Your law firm is at far greater risk from a lost reputation than from cyber breach litigation. Client information possessed by law firms can be extremely personal. After people laugh at the humiliating revelations of an individual, they imagine what the same might hold for them if a law firm breach exposed their secrets. The human mind is associative. The name of a breached law firm can be emotionally anchored in a person's memory. Reputation is everything. 

'Detect & React' Dwell Time Equates to Client Data Leakage

According to "Cost of a Data Breach Report 2019", Ponemon/IBM, July 2019, average enterprise breach detection was 230 days, plus another 84 days to contain. This data does not pre-date the deployment of cloud-based EDR/Behavior Analytics tools; they're included. These vendors can show numerous examples of detecting attacks in milliseconds or hours. A lot of client information and law firm reputation can leak away in 230 days. Pursuing a more preventative solution that will provide real-time countermeasures is essential to sustaining reputation. 

Why the C-Suite Must Tackle "Fear" in their Corporate Culture

Executives rely on others to solve technology problems. However, some cybersecurity problems are rooted in people. 

An enterprise penetration test at a large law firm illustrates this point. Knowing that social engineering tactics don't rely solely on exploiting misplaced trust, the pen tester exploited the other major lever: "fear". He knew IT/Sec-Ops people are often bullied in some organizations. He skillfully terrified the IT/Sec-Ops person on the phone who gave him a Windows credential that would enable the fake lawyer to install the software he needed to do his job. It turned out to be a Windows Domain Admin credential, the keys to the entire kingdom. 

The C-Suite can make 'fear' harder to exploit by ensuring no one feels they can bully IT/Sec-Ops personnel. Diagnosing and treating this condition is a people problem. Eliminating it mitigates considerable law firm risk.

Phishing Attacks: Something you don't Know 

Along the lines of the old adage, a different tool for a different task.
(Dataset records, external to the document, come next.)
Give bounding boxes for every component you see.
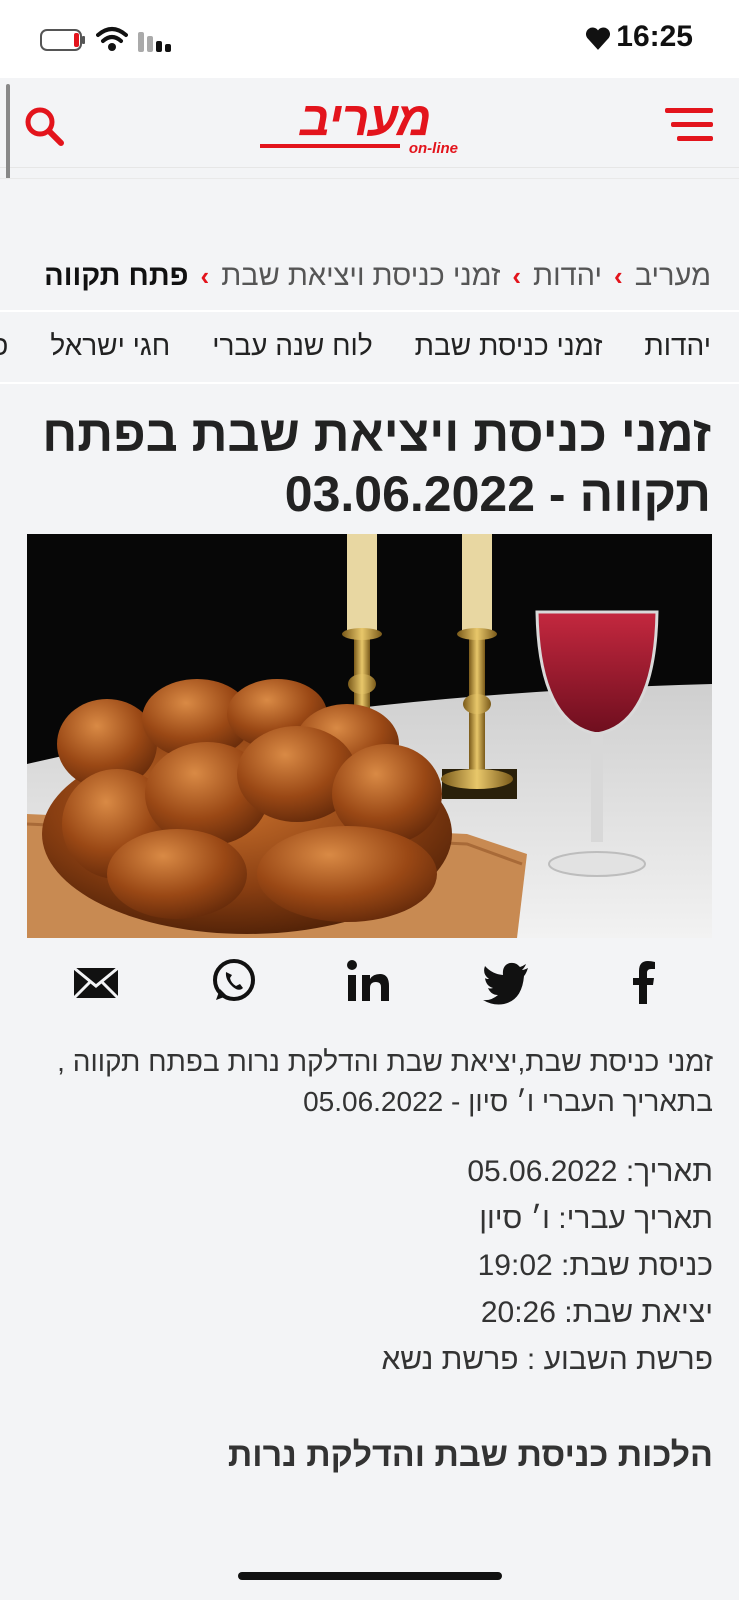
page: 16:25 מעריב on-line מעריב ‹ יהדות ‹ זמני… bbox=[0, 0, 739, 1600]
detail-value: ו׳ סיון bbox=[479, 1202, 550, 1235]
detail-value: 05.06.2022 bbox=[467, 1155, 618, 1188]
chevron-left-icon: ‹ bbox=[512, 260, 522, 291]
breadcrumb-item-maariv[interactable]: מעריב bbox=[635, 260, 711, 293]
detail-value: 19:02 bbox=[477, 1249, 553, 1282]
section-heading: הלכות כניסת שבת והדלקת נרות bbox=[227, 1436, 713, 1474]
article-image-challah bbox=[27, 534, 712, 938]
detail-label: יציאת שבת: bbox=[564, 1296, 713, 1329]
twitter-icon[interactable] bbox=[480, 956, 532, 1008]
nav-item-judaism[interactable]: יהדות bbox=[644, 330, 711, 362]
detail-label: כניסת שבת: bbox=[561, 1249, 713, 1282]
linkedin-icon[interactable] bbox=[343, 956, 395, 1008]
logo-underline bbox=[260, 144, 400, 148]
status-bar: 16:25 bbox=[0, 0, 739, 78]
hamburger-menu-icon[interactable] bbox=[663, 104, 715, 146]
breadcrumb-item-shabbat-times[interactable]: זמני כניסת ויציאת שבת bbox=[221, 260, 500, 293]
facebook-icon[interactable] bbox=[617, 956, 669, 1008]
article-summary: זמני כניסת שבת,יציאת שבת והדלקת נרות בפת… bbox=[57, 1046, 713, 1117]
home-indicator[interactable] bbox=[238, 1572, 502, 1580]
detail-hebrew-date: תאריך עברי: ו׳ סיון bbox=[23, 1195, 713, 1242]
signal-icon bbox=[138, 32, 171, 52]
detail-label: תאריך עברי: bbox=[558, 1202, 713, 1235]
nav-item-holidays[interactable]: חגי ישראל bbox=[50, 330, 170, 362]
detail-weekly-portion: פרשת השבוע : פרשת נשא bbox=[23, 1336, 713, 1383]
battery-icon bbox=[40, 29, 85, 51]
ad-placeholder bbox=[0, 178, 739, 240]
nav-item-weekly-portion[interactable]: פרשת השבוע bbox=[0, 330, 8, 362]
detail-label: פרשת השבוע : bbox=[526, 1343, 713, 1376]
detail-date: תאריך: 05.06.2022 bbox=[23, 1148, 713, 1195]
whatsapp-icon[interactable] bbox=[207, 956, 259, 1008]
nav-item-shabbat-times[interactable]: זמני כניסת שבת bbox=[415, 330, 603, 362]
heart-icon bbox=[585, 27, 611, 50]
email-icon[interactable] bbox=[70, 956, 122, 1008]
chevron-left-icon: ‹ bbox=[200, 260, 210, 291]
breadcrumb-item-petah-tikva: פתח תקווה bbox=[44, 259, 189, 292]
detail-shabbat-start: כניסת שבת: 19:02 bbox=[23, 1242, 713, 1289]
logo-text: מעריב bbox=[299, 93, 432, 146]
shabbat-details: תאריך: 05.06.2022 תאריך עברי: ו׳ סיון כנ… bbox=[23, 1148, 713, 1383]
breadcrumb-item-judaism[interactable]: יהדות bbox=[533, 260, 602, 293]
search-icon[interactable] bbox=[20, 102, 68, 150]
share-bar bbox=[0, 956, 739, 1008]
site-logo[interactable]: מעריב on-line bbox=[260, 94, 470, 158]
detail-value: 20:26 bbox=[480, 1296, 556, 1329]
site-header: מעריב on-line bbox=[0, 78, 739, 168]
detail-label: תאריך: bbox=[625, 1155, 713, 1188]
chevron-left-icon: ‹ bbox=[614, 260, 623, 291]
detail-value: פרשת נשא bbox=[381, 1343, 519, 1376]
article-title: זמני כניסת ויציאת שבת בפתח תקווה - 03.06… bbox=[42, 406, 711, 522]
wifi-icon bbox=[96, 27, 128, 51]
category-nav: יהדות זמני כניסת שבת לוח שנה עברי חגי יש… bbox=[0, 310, 739, 384]
detail-shabbat-end: יציאת שבת: 20:26 bbox=[23, 1289, 713, 1336]
status-time: 16:25 bbox=[616, 20, 693, 53]
nav-item-hebrew-calendar[interactable]: לוח שנה עברי bbox=[212, 330, 372, 362]
breadcrumb: מעריב ‹ יהדות ‹ זמני כניסת ויציאת שבת ‹ … bbox=[44, 254, 711, 298]
logo-subtext: on-line bbox=[408, 140, 458, 157]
Make a distinction between phishing attacks that compromise endpoints with malware versus those that use fake websites to trick end-users into revealing info. Very different tools can be used to mitigate these various risks. Conformance-based endpoint tools can block malware. But nothing may ever take the guessing or false negatives out of whether a website can be trusted or not. The best remedy for mitigating the 'watering hole' attacks is end-user cyber training. 

Ransomware: Prevent or Pay

Ransomware typically only dwells for minutes to hours before it strikes, not 230 days (i.e., average breach detection). The impact can be extraordinary, as DLA Piper found in 2017. They detected the attack in 20 minutes. But they could not react quickly enough to block the spread and damaging actions of the malware. Their Sec-Ops were better than most, labor-intensive, exceptionally mature, and quite costly. 

All 'detect & react' cybersecurity strategies hinge on some form of recognition. The most effective tools of a preventative strategy succeed simply by keeping things within their respective swim lanes, no recognition required. When this occurs at the endpoint, overall, Sec-Ops cost far less. And reputation is more secure.